Massachusetts born Dmitri Tymoczko (48) is a Harvard and Berkeley educated composer with a Guggenheim fellowship, a Rhodes Scholarship and the Tanglewood Leonard Bernstein fellowship under his belt. As well as classical, he plays rock and jazz, and he’s the author of A Geometry of Music – published by Oxford Press – which has been praised as, potentially, a modern analogue to Schoenberg’s Harmonielehre. As a musician, he exhibits a wide-ranging literary and philosophical imagination and a keen sense of humour, while his works reveal a decidedly polystylistic bent. This is the third time his work has been championed on the enterprising Bridge label.

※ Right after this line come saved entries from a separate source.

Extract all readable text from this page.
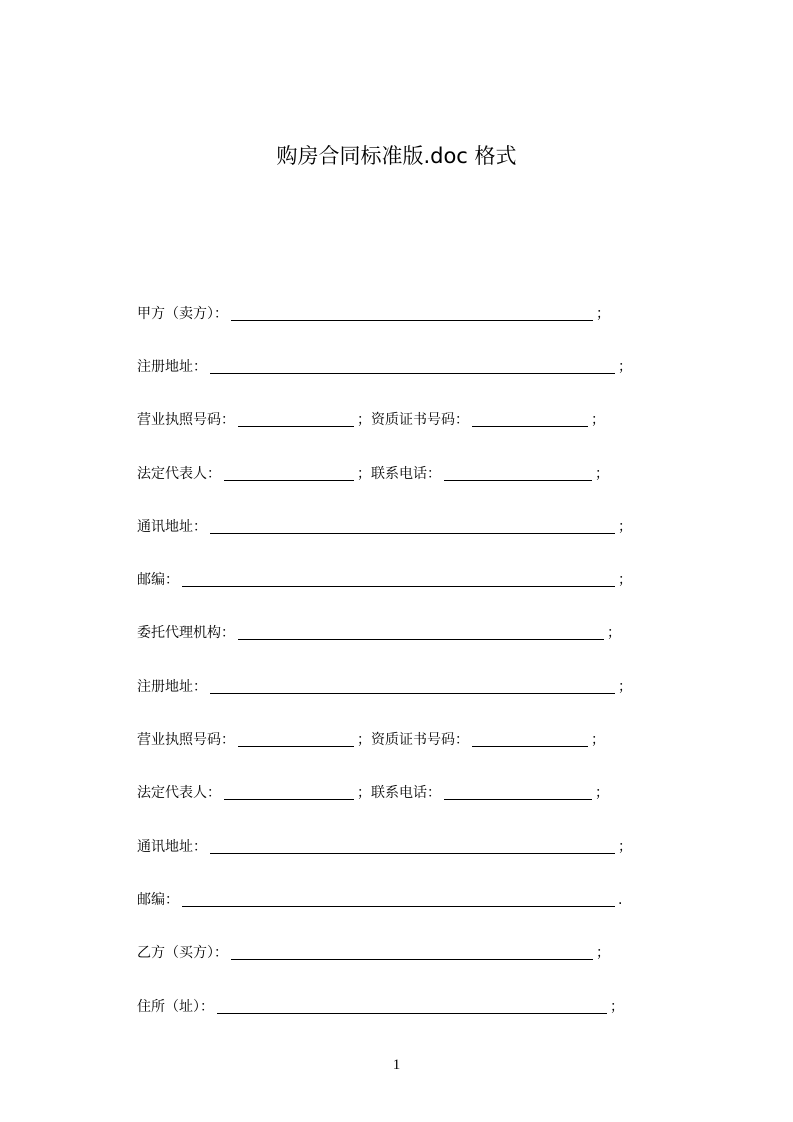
购房合同标准版.doc 格式
甲方（卖方）：	；
注册地址：	；
营业执照号码：	；资质证书号码：	；
法定代表人：	；联系电话：	；
通讯地址：	；
邮编：	；
委托代理机构：	；
注册地址：	；
营业执照号码：	；资质证书号码：	；
法定代表人：	；联系电话：	；
通讯地址：	；
邮编：	.
乙方（买方）：	；
住所（址）：	；
1
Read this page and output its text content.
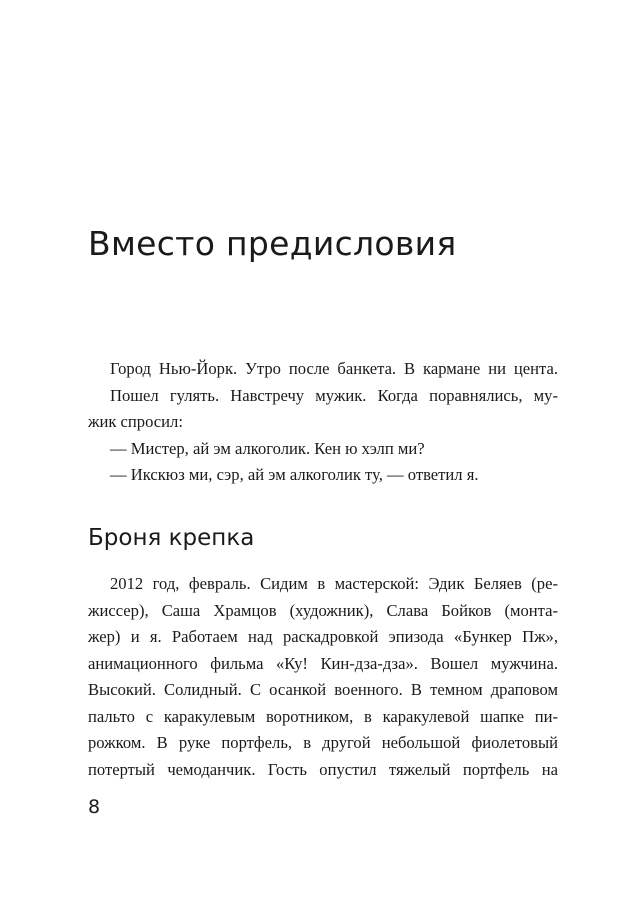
Вместо предисловия
Город Нью-Йорк. Утро после банкета. В кармане ни цента.
Пошел гулять. Навстречу мужик. Когда поравнялись, му-
жик спросил:
— Мистер, ай эм алкоголик. Кен ю хэлп ми?
— Икскюз ми, сэр, ай эм алкоголик ту, — ответил я.
Броня крепка
2012 год, февраль. Сидим в мастерской: Эдик Беляев (ре-
жиссер), Саша Храмцов (художник), Слава Бойков (монта-
жер) и я. Работаем над раскадровкой эпизода «Бункер Пж»,
анимационного фильма «Ку! Кин-дза-дза». Вошел мужчина.
Высокий. Солидный. С осанкой военного. В темном драповом
пальто с каракулевым воротником, в каракулевой шапке пи-
рожком. В руке портфель, в другой небольшой фиолетовый
потертый чемоданчик. Гость опустил тяжелый портфель на
8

Rube Goldberg Variations, actually the central of the three works here, refers to Rube Goldberg, the mid 20th-century American cartoonist and inventor best known for his whacky illustrations of gadgets designed to perform inherently simple tasks but invariably in indirect and highly convoluted ways (google Professor Butts and the Self-Operating Napkin if you need a way in). A four-movement, 20-minute work for brass quintet and prepared piano, its inspirations range from the kinetic sculptures of Tinguely to the composer’s own experiences of fatherhood. Ear-tickling and rhythmically compelling, Tymoczko unpacks the piano sound bit by bit from the byways of John Cage through the sharper resonances of Bach’s harpsichord and the mellow tones of the modern concert grand, all the while bathing the solo instrument in the warm waters of the brass quintet. It’s foot-tapping stuff – especially the sassy, sexy Stravinsky Fountain movement and the closer with its suggestions of massed shofars – with tastefully arrayed echoes of minimalism and fragmented jazz.

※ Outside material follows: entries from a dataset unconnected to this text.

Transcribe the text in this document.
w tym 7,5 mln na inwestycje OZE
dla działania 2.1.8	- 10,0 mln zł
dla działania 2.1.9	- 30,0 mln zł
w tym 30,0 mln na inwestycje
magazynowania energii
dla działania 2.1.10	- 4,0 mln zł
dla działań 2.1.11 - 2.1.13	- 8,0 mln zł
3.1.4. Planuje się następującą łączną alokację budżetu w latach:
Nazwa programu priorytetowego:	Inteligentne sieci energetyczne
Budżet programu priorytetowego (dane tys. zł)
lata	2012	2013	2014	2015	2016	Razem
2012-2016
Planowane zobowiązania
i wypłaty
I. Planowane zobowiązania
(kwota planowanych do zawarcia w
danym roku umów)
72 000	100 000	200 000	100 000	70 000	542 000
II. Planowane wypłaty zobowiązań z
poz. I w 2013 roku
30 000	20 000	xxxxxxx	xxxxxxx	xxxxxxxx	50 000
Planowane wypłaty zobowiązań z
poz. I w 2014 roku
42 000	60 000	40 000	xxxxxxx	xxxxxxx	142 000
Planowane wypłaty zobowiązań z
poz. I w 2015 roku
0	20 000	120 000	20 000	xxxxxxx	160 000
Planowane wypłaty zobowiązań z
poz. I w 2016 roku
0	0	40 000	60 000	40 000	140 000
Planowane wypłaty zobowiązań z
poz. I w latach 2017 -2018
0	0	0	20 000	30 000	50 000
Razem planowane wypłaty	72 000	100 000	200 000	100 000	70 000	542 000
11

The disc opens with an eclectically scored work for saxophone, electric guitar, percussion and piano and closes with a more conventionally orchestrated work for piano quintet. The first of these (I Cannot Follow) riffs on the idea of lovers parted by death and was inspired by a Marenzio madrigal. With prominent tuned percussion, including some lovely use of vibraphone, and a sometimes distorted guitar sound reminding one of Mike Oldfield in his heyday, it’s another attractive sound world where baroque patternings meet modern jazz. I’m not sure I was left feeling any great sense of loss – the music’s motile drive was too purely enjoyable – but for a wicked musical trip I can certainly recommend a listen equipped with a decent pair of headphones.
The closer, S Sensation Something, is perhaps the most conventional piece on the disc, opening as it does with simple layered string lines with piano notes dropped like pearls in a pond. The endlessly irritating sleeve notes by Mark Keresman offer no illumination as to the ideas behind this enjoyable 16-minute single movement work other than to reference Shostakovich and Stravinsky. To that I might add Reich and Nyman in what revs up to be a rollercoaster ride laced with shimmering scales and plenty of syncopated energy.
All in all, an intriguing musical voice that should interest anyone in search of a new auditory experience.